Things to Consider When Validating String Length

Things to Consider When Validating String Length

One important reason to write tests is to gain confidence that our code works as expected. Many developers focus on the “happy path”, writing tests to make sure all the right things happen as people use our application.

But what about testing when things “go wrong”? For example, what if a user does something unexpected? It would also be great to have confidence we handle those scenarios gracefully and provide useful feedback to the user.
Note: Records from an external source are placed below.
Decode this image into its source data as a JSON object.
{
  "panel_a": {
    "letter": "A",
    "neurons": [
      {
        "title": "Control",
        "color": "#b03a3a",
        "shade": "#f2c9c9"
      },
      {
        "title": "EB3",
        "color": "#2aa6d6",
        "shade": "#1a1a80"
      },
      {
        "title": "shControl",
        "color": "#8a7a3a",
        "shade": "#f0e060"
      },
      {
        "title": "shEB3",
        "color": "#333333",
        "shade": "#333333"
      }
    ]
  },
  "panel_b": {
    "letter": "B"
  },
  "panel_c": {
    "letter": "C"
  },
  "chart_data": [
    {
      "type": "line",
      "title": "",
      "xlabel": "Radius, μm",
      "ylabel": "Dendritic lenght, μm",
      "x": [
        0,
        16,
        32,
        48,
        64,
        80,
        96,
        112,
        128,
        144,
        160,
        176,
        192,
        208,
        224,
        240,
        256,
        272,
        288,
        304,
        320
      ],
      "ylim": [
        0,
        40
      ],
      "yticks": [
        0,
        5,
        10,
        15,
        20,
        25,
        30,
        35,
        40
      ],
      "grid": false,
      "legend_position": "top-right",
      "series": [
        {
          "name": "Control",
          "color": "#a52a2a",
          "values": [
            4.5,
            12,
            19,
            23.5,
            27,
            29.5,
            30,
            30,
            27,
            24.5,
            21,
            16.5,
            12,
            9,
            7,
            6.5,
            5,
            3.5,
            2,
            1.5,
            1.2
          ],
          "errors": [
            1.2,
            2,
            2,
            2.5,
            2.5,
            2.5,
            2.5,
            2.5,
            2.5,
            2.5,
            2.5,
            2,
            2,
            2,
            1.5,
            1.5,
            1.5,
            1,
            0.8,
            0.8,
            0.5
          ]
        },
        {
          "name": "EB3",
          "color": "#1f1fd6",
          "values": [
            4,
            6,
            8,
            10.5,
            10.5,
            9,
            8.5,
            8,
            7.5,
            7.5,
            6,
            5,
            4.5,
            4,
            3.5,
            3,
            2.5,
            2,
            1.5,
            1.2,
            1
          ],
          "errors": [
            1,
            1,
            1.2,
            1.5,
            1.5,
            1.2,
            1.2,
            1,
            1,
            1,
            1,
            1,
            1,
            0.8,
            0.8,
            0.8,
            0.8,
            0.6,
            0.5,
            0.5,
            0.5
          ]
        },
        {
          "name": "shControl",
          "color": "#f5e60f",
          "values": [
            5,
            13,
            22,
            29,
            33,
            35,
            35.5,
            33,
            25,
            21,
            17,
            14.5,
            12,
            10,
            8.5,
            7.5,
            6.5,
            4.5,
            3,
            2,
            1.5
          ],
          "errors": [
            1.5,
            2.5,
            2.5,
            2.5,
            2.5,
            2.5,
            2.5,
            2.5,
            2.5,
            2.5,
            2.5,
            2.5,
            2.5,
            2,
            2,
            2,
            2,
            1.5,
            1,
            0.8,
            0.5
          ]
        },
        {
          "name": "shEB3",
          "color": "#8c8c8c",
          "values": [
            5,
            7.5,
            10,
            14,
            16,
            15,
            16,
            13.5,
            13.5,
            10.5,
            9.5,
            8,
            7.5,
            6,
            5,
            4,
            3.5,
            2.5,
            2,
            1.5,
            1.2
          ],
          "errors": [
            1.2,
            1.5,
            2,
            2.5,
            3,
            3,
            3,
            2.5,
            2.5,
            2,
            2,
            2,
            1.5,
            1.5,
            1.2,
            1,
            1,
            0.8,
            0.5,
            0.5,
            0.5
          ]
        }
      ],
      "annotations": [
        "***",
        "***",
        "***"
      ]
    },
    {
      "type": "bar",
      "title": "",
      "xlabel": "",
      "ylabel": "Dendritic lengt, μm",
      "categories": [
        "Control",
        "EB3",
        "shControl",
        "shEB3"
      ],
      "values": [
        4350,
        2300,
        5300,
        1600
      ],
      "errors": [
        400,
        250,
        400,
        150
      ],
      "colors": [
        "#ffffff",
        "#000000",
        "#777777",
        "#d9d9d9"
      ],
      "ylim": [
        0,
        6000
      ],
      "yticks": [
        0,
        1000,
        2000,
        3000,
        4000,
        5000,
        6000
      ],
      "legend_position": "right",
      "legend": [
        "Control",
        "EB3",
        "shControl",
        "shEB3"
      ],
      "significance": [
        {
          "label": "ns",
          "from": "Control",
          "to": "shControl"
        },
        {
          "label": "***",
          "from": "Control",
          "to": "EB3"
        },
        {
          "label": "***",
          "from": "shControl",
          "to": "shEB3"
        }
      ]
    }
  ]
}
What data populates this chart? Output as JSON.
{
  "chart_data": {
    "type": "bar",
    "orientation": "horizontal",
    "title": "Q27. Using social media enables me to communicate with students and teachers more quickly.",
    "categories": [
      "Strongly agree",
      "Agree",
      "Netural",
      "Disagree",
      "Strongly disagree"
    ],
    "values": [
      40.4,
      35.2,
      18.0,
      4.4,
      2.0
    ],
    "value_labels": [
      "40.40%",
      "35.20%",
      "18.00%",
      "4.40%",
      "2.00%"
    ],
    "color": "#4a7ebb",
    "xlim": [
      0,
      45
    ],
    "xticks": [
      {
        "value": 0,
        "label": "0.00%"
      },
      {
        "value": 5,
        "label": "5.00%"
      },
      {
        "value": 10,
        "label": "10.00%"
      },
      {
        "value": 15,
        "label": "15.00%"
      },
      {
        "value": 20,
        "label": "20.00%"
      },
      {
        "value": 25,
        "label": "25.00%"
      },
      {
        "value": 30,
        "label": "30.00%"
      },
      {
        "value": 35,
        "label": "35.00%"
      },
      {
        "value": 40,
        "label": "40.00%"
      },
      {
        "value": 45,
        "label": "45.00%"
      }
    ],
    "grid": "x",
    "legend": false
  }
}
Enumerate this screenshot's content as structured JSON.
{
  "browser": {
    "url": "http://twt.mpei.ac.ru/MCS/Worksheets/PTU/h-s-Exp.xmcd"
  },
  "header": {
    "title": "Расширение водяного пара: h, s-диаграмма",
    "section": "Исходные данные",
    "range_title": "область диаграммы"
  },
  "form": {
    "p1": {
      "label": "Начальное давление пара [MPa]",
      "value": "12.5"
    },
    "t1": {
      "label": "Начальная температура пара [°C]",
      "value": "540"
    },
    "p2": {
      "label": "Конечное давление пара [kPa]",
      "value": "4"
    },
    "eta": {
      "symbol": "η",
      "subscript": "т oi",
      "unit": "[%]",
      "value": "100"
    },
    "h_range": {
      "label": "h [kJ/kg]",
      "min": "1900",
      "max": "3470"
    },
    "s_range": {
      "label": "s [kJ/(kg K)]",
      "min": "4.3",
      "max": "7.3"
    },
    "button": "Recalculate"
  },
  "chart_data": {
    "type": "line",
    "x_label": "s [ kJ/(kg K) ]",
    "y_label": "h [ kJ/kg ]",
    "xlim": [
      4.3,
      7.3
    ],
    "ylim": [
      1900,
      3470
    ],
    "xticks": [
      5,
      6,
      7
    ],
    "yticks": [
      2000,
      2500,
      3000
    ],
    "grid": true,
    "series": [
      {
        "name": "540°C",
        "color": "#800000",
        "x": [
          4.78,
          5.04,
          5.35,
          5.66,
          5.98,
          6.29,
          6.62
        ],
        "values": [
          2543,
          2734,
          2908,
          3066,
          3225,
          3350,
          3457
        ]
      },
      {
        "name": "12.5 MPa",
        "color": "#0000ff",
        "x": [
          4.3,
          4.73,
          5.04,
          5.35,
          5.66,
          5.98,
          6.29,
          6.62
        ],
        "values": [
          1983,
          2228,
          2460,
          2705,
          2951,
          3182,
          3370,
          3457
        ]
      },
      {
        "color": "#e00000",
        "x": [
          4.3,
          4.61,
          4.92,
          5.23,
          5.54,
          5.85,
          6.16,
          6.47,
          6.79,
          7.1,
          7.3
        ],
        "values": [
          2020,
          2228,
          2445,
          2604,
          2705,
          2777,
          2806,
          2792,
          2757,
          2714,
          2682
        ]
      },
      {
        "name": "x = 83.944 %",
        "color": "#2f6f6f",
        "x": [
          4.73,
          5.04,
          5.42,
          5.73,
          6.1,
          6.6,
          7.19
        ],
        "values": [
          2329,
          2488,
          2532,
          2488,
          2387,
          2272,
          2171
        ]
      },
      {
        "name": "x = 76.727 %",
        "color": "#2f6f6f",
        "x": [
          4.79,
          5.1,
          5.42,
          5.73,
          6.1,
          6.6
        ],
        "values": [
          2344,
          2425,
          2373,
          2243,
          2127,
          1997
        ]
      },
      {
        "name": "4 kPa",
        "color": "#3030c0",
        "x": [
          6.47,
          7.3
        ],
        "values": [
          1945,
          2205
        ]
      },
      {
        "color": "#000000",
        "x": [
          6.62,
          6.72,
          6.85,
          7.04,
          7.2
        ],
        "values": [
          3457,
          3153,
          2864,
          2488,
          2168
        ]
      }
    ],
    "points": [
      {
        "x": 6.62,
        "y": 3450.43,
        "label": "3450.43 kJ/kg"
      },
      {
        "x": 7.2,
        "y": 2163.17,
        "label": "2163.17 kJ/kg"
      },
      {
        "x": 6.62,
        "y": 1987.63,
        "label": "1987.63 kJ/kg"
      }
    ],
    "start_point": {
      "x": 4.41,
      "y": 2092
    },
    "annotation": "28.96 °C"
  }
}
Testing our validation logic can give us this confidence! Let’s consider a text field on a form and a few types of tests we could write. Here’s what our form validation rules look like:

$rules = [
 'title' => [
 'required',
 'max:255',
 ],
 'description' => [
 'required',
 'max:65535',
 ],
];        

Here is how we can test the required field validation:

$values = [];
$response = $this->post(route('route-name'), $values);
$response->assertSessionHasErrors([
'title' => 'The title field is required.', 
'description' => 'The description field is required.'
]);        

Here is how we can test the maximum length validation

$values = [ 
'title' => str_repeat('a', 256), 
'description' => str_repeat('a', 65536),
]; 
$response = $this->post(route('student.offerings.store'), $values); $response->assertSessionHasErrors([ 
'title' => 'The title may not be greater than 255 characters.', 'description' => 'The description may not be greater than 65535    characters.'
]);        


Note the use of str_repeat. This makes it very easy to scan and read as compared to putting a 256 character string literal in your test. As we’ve shown these tests can be grouped together. We often have one test that checks all required fields and one test for all length-validated fields, and so on. This gives you good confidence without growing your test file any larger than necessary.